Domenica senza auto al Nord L'83% degli italiani è favorevole

Lombardia, Emilia Romagna, Piemonte, Val d'Aosta, Veneto, Friuli Venezia Giulia e Trentino Alto Adige hanno aderito al blocco. Legambiente è soddisfatta, ma chiede misure più coraggiose contro lo smog

Roma - Domenica prossima blocco delle auto in pianura padana, dalle 8 alle 20. La drastica misura è stata decisa per cercare di fronteggiare il problema inquinamento. "La grande adesione dei comuni al blocco promosso dalle regioni del Nord Italia - ha dichiarato Roberto Della Seta, presidente di Legambiente - evidenzia che il problema dell'inquinamento atmosferico desta serie preoccupazioni e gli amministratori concordano sul fatto che l'imputato numero uno sia proprio il traffico privato. Sarebbe auspicabile però che a questa lodevole iniziativa aderissero anche altre regioni o per lo meno altre grandi città come Roma o Palermo, che non possono certo dirsi estranee al problema delle polveri sottili".

Peggiora inesorabilmente l'aria delle città italiane. A neanche due mesi dall'inizio del 2007 sono già 15 le città che hanno oltrepassato i 35 giorni all'anno di superamento del limite giornaliero di PM10 (50 microgrammi/m3) consentiti per legge e la situazione non è migliore per altre 3 città (Como, Pavia e Sondrio) che sono già a 35 giorni di superamento e 12 che hanno superato il valore per 30 giorni o più. Con 47 giorni di superamento la capolista del Pm10 è sempre Verona, seguita da Vicenza (46), Padova (45), Frosinone (42), Venezia (42), Torino (41), Mantova (40), Reggio Emilia (40), Milano (38), Bologna (38), Cesena (37) e Ferrara (37), Massa Carrara (36), Modena (36) e Treviso (36). A tre giorni dal blocco delle auto di domenica sono questi gli ultimi aggiornamenti del monitoraggio "PM10 ti tengo d'occhio", che Legambiente ha presentato in occasione della partenza del "Treno Verde 2007", la campagna sull'inquinamento urbano e di sensibilizzazione ambientale realizzata insieme a Ferrovie dello Stato.

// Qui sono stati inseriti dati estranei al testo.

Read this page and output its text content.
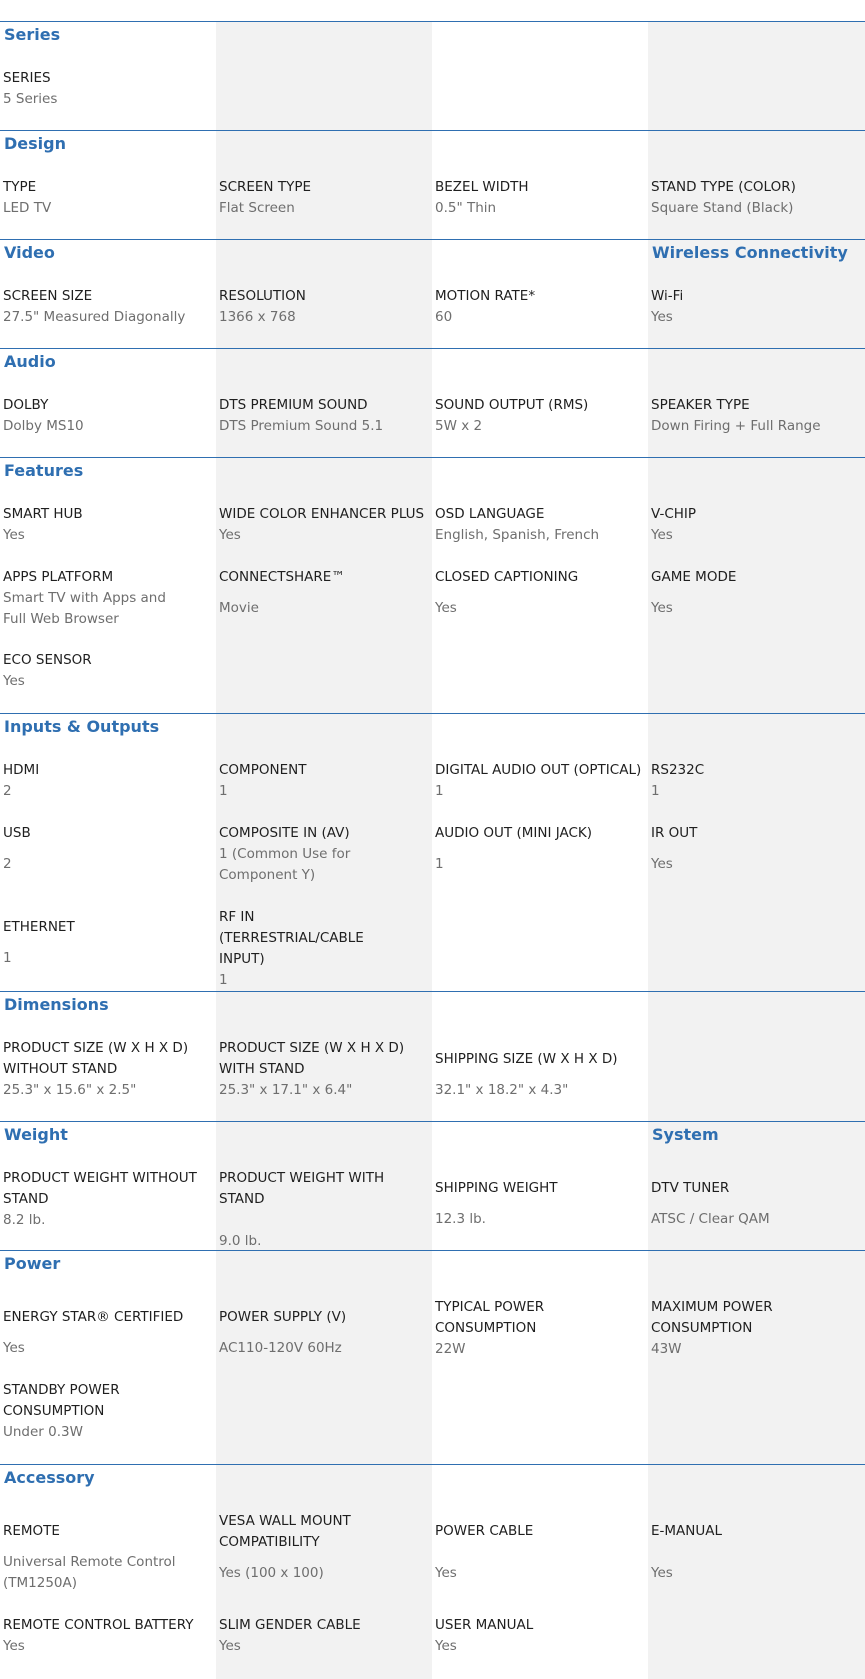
Series
SERIES
5 Series
Design
TYPE
LED TV
SCREEN TYPE
Flat Screen
BEZEL WIDTH
0.5" Thin
STAND TYPE (COLOR)
Square Stand (Black)
Video	Wireless Connectivity
SCREEN SIZE
27.5" Measured Diagonally
RESOLUTION
1366 x 768
MOTION RATE*
60
Wi-Fi
Yes
Audio
DOLBY
Dolby MS10
DTS PREMIUM SOUND
DTS Premium Sound 5.1
SOUND OUTPUT (RMS)
5W x 2
SPEAKER TYPE
Down Firing + Full Range
Features
SMART HUB
Yes
WIDE COLOR ENHANCER PLUS
Yes
OSD LANGUAGE
English, Spanish, French
V-CHIP
Yes
APPS PLATFORM
Smart TV with Apps and Full Web Browser
CONNECTSHARE™
Movie
CLOSED CAPTIONING
Yes
GAME MODE
Yes
ECO SENSOR
Yes
Inputs & Outputs
HDMI
2
COMPONENT
1
DIGITAL AUDIO OUT (OPTICAL)
1
RS232C
1
USB
2
COMPOSITE IN (AV)
1 (Common Use for Component Y)
AUDIO OUT (MINI JACK)
1
IR OUT
Yes
ETHERNET
1
RF IN (TERRESTRIAL/CABLE INPUT)
1
Dimensions
PRODUCT SIZE (W X H X D) WITHOUT STAND
25.3" x 15.6" x 2.5"
PRODUCT SIZE (W X H X D) WITH STAND
25.3" x 17.1" x 6.4"
SHIPPING SIZE (W X H X D)
32.1" x 18.2" x 4.3"
Weight	System
PRODUCT WEIGHT WITHOUT STAND
8.2 lb.
PRODUCT WEIGHT WITH STAND
9.0 lb.
SHIPPING WEIGHT
12.3 lb.
DTV TUNER
ATSC / Clear QAM
Power
ENERGY STAR® CERTIFIED
Yes
POWER SUPPLY (V)
AC110-120V 60Hz
TYPICAL POWER CONSUMPTION
22W
MAXIMUM POWER CONSUMPTION
43W
STANDBY POWER CONSUMPTION
Under 0.3W
Accessory
REMOTE
Universal Remote Control (TM1250A)
VESA WALL MOUNT COMPATIBILITY
Yes (100 x 100)
POWER CABLE
Yes
E-MANUAL
Yes
REMOTE CONTROL BATTERY
Yes
SLIM GENDER CABLE
Yes
USER MANUAL
Yes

"È singolare verificare - scrive Legambiente in un comunicato - come chi risiede al sud e non è coinvolto dal provvedimento abbia una percezione più forte del problema, probabilmente dovuta alla convinzione, che i cittadini del nord direttamente interessati non hanno, che il termine blocco corrisponda a un fermo totale e senza deroghe, a un'iniziativa senza precedenti per estensione e partecipazione. E se si deve fare un sacrificio lasciando a casa le quattro ruote, per gli italiani non c'è eccezione che tenga: il 70% - si legge nel comunicato di Legambiente - ritiene che non debbano essere esclusi dal divieto di circolazione gli euro4, mentre solo il 22% considera giusta la deroga, grosso modo la stessa percentuale dei possessori di tali veicoli. Infine, anche se tutto il parco auto venisse convertito in euro4, per il 40% non se ne avrebbe un grande impatto positivo sull'inquinamento dell'aria".